За несколько ночей перед отъездом, Павла как всегда после бешенного летного дня спала без задних ног. Но чье-то легкое неуверенное прикосновение к лицу быстро разбудило ее.
'Вот бл..ь! Сколько времени-то? Ага. Сначала свет включить надо. Как они все меня достали!'.
— А! Ильич? Кто это? Кто здесь?
В комнате явно кто-то был. Тихое дыхание слышалось в темноте слева от двери. Выключатель был как раз в той стороне. Оружия у Павлы в комнате не было. Еще пока сонное эго вздрогнуло от осознания нетипичной ситуации, и стало быстро просыпаться. Она резко вскочила с кровати, и перекатом ушла в противоположный угол, сходу приняв оборонительную стойку, и напружинив ноги для следующего прыжка.
'Это что еще за хрень?! Может закричать? Неужели японцы ниндзю прислали мне карачун делать? Но, как они узнали? А может, это немцы за Охайна? Чего стоим, уже минуты две как грохнуть могли. Да, что за херня? Не было печали, и днем нет покоя, еще и ночью всякие ниндзи шляются. Но не Петровский это точно. Тот хоть и неуловимый, но до такого дибилизма еще не дошел. Ладно, хватит ждать, начнем знакомится'.
— Быстро отвечай мне! Кто такой и чего надо?!
— ...
— Считаю до трех, и криком разбужу охрану.
— Не надо охрану, это я Валя.
'Уборщица, мать ее в детсад! Небось последняя проверка меня перед дорогой. Ну чекисты! А вот хрен вам товарищи контрразведчики. Не бывать тому позору!'.
— Значит так, товарищ уборщица. Вы сейчас очень тихо уходите, и сделайте так, чтобы я никогда больше об этом не вспоминал.
— Но, Павел Владимирович! Я же вас...
— Тихо! Охотно верю. Особенно если учесть, что вам было обещано в обоих случаях. И если удастся ваше задание, и если оно провалится. Значит так, слушайте меня и не перебивайте. Сейчас уходите, и скажете своему начальству, мол у старлея после дневных полетов и сил уже больше не осталось.

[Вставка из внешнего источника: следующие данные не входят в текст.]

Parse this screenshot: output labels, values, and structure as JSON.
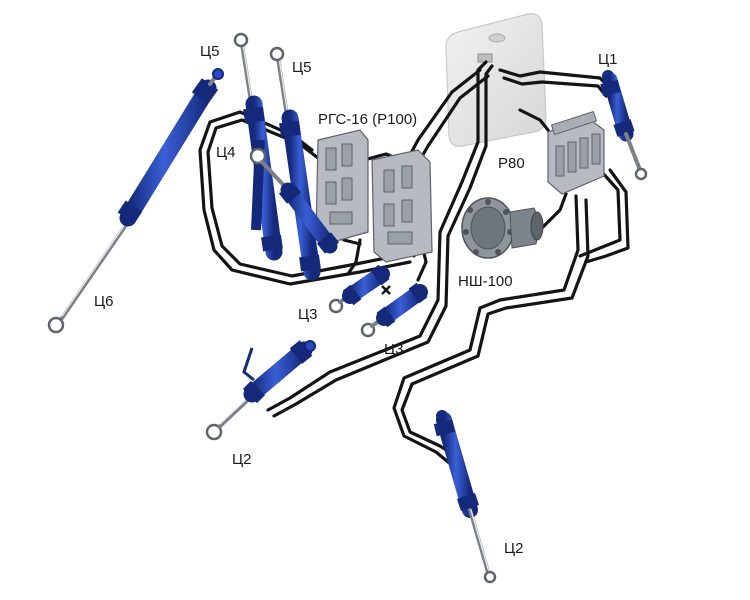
{
  "colors": {
    "cylinder_blue": "#1f3fb0",
    "cylinder_dark": "#14297a",
    "cylinder_light": "#4a6ee0",
    "hose": "#141414",
    "tank": "#e6e6e6",
    "valve_gray": "#b7bbc1"
  },
  "labels": {
    "c5_left": "Ц5",
    "c5_right": "Ц5",
    "c4": "Ц4",
    "c6": "Ц6",
    "c1": "Ц1",
    "c3_upper": "Ц3",
    "c3_lower": "Ц3",
    "c2_left": "Ц2",
    "c2_bottom": "Ц2",
    "rgs": "РГС-16 (Р100)",
    "p80": "Р80",
    "pump": "НШ-100"
  }
}
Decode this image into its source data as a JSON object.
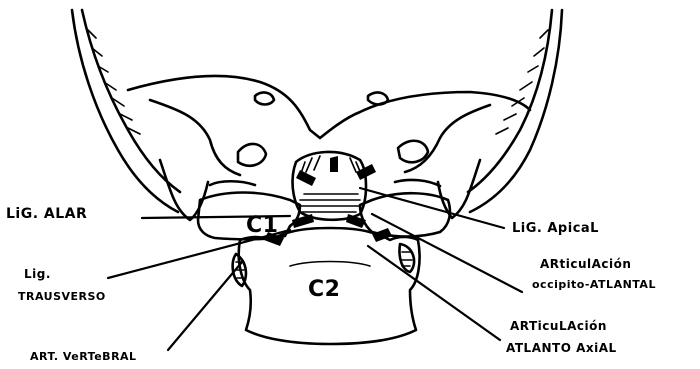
{
  "figure": {
    "labels": {
      "lig_alar": "LiG. ALAR",
      "lig_transverso_line1": "Lig.",
      "lig_transverso_line2": "TRAUSVERSO",
      "art_vertebral": "ART. VeRTeBRAL",
      "c1": "C1",
      "c2": "C2",
      "lig_apical": "LiG. ApicaL",
      "art_occipito_line1": "ARticulAción",
      "art_occipito_line2": "occipito-ATLANTAL",
      "art_atlanto_line1": "ARTicuLAción",
      "art_atlanto_line2": "ATLANTO AxiAL"
    }
  }
}
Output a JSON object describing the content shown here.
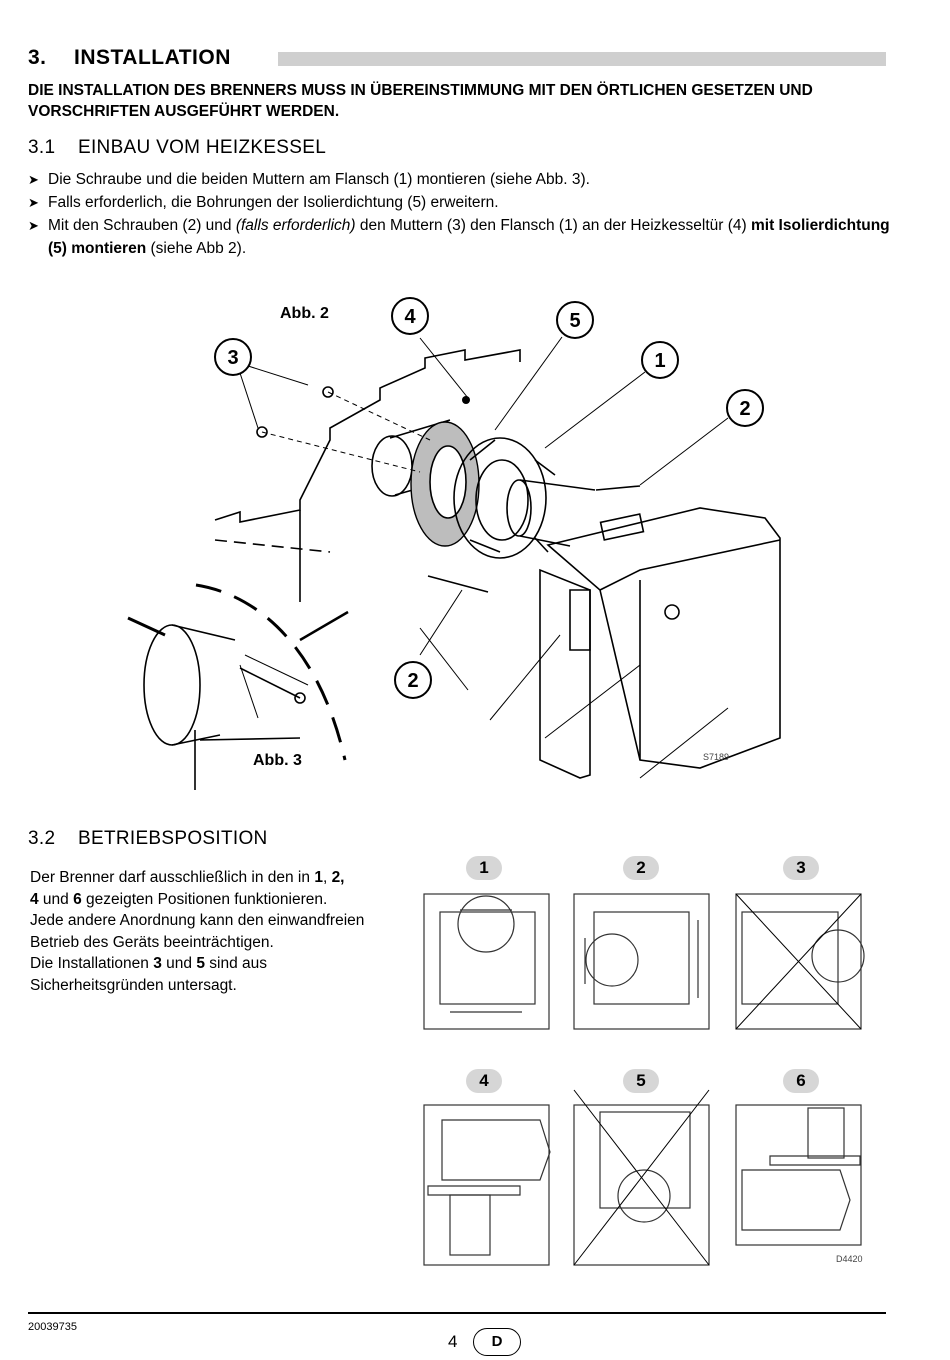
{
  "section": {
    "number": "3.",
    "title": "INSTALLATION"
  },
  "intro": "DIE INSTALLATION DES BRENNERS MUSS IN ÜBEREINSTIMMUNG MIT DEN ÖRTLICHEN GESETZEN UND VORSCHRIFTEN AUSGEFÜHRT WERDEN.",
  "sub1": {
    "number": "3.1",
    "title": "EINBAU VOM HEIZKESSEL"
  },
  "bullets": [
    {
      "text": "Die Schraube und die beiden Muttern am Flansch (1) montieren (siehe Abb. 3)."
    },
    {
      "text": "Falls erforderlich, die Bohrungen der Isolierdichtung (5) erweitern."
    },
    {
      "a": "Mit den Schrauben (2) und ",
      "b": "(falls erforderlich)",
      "c": " den Muttern (3) den Flansch (1) an der Heizkesseltür (4) ",
      "d": "mit Isolierdichtung (5) montieren",
      "e": " (siehe Abb 2)."
    }
  ],
  "figure": {
    "abb2": "Abb. 2",
    "abb3": "Abb. 3",
    "code": "S7189",
    "callouts": [
      "1",
      "2",
      "2",
      "3",
      "4",
      "5"
    ]
  },
  "sub2": {
    "number": "3.2",
    "title": "BETRIEBSPOSITION"
  },
  "position_text": {
    "p1": "Der Brenner darf ausschließlich in den in ",
    "n1": "1",
    "s1": ", ",
    "n2": "2,",
    "s2": " ",
    "n4": "4",
    "s3": " und ",
    "n6": "6",
    "p2": " gezeigten Positionen funktionieren.",
    "p3": "Jede andere Anordnung kann den einwandfreien Betrieb des Geräts beeinträchtigen.",
    "p4": "Die Installationen ",
    "n3": "3",
    "s4": " und ",
    "n5": "5",
    "p5": " sind aus Sicherheitsgründen untersagt."
  },
  "positions": [
    {
      "label": "1",
      "allowed": true
    },
    {
      "label": "2",
      "allowed": true
    },
    {
      "label": "3",
      "allowed": false
    },
    {
      "label": "4",
      "allowed": true
    },
    {
      "label": "5",
      "allowed": false
    },
    {
      "label": "6",
      "allowed": true
    }
  ],
  "positions_code": "D4420",
  "footer": {
    "doc_number": "20039735",
    "page": "4",
    "lang": "D"
  }
}
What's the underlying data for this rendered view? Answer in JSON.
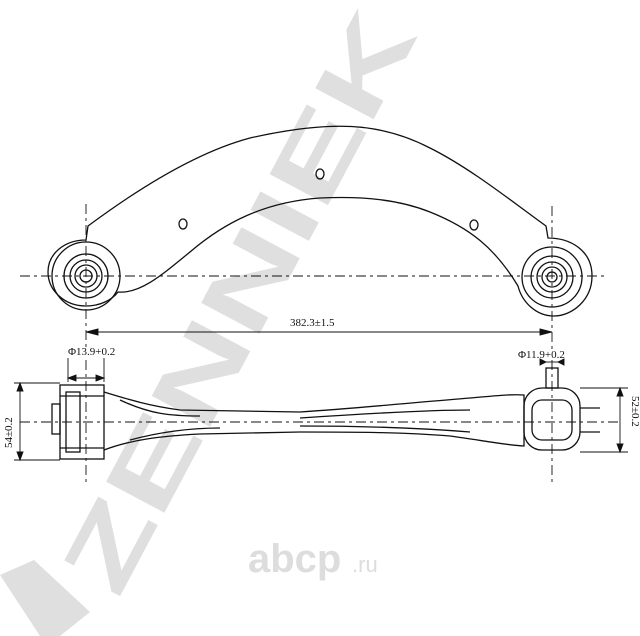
{
  "drawing": {
    "length_dim": "382.3±1.5",
    "left_bore_dim": "Φ13.9+0.2",
    "right_bore_dim": "Φ11.9+0.2",
    "left_width_dim": "54±0.2",
    "right_width_dim": "52±0.2"
  },
  "watermark": {
    "brand_text": "ZENNIEK",
    "site_text": "abcp",
    "site_suffix": ".ru"
  }
}
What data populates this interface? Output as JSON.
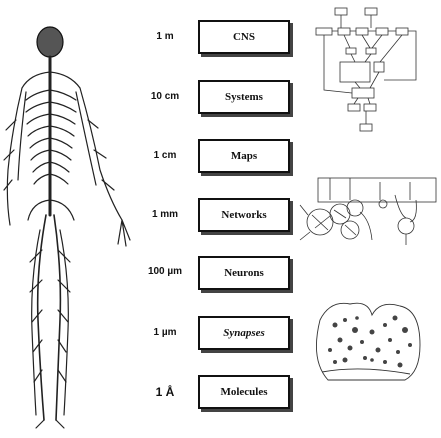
{
  "levels": [
    {
      "scale": "1 m",
      "name": "CNS"
    },
    {
      "scale": "10 cm",
      "name": "Systems"
    },
    {
      "scale": "1 cm",
      "name": "Maps"
    },
    {
      "scale": "1 mm",
      "name": "Networks"
    },
    {
      "scale": "100 µm",
      "name": "Neurons"
    },
    {
      "scale": "1 µm",
      "name": "Synapses"
    },
    {
      "scale": "1 Å",
      "name": "Molecules"
    }
  ],
  "colors": {
    "ink": "#111111",
    "background": "#ffffff"
  }
}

И вообще, он себе слово дал, пока с войны не вернется никаких баб не тискать. Вам ясно?
— Вы думаете я...
— До конца дослушайте! Подставлять я вас не хочу. Задание у вас было, сказок тут рассказывать не надо. А задание командования надо выполнять. Понимаю, жизнь ваша такая, как сейчас далеко не сахар, даже после той лагерной тужурки. Но в данном случае вашей вины не будет. И еще, добавьте им, что мол обещал он, как из Монголии вернется обязательно проведает, а пока просил не беспокоить.
— А вы правда приедете?
— Врать не хочу, не знаю. Тут уж, как карта ляжет. Так ведь у вас обычно говорят?
— Откуда вы...
— Не откуда. Ладно, идите Валя. Ловите настоящих шпионов. В этом я желаю вам удачи.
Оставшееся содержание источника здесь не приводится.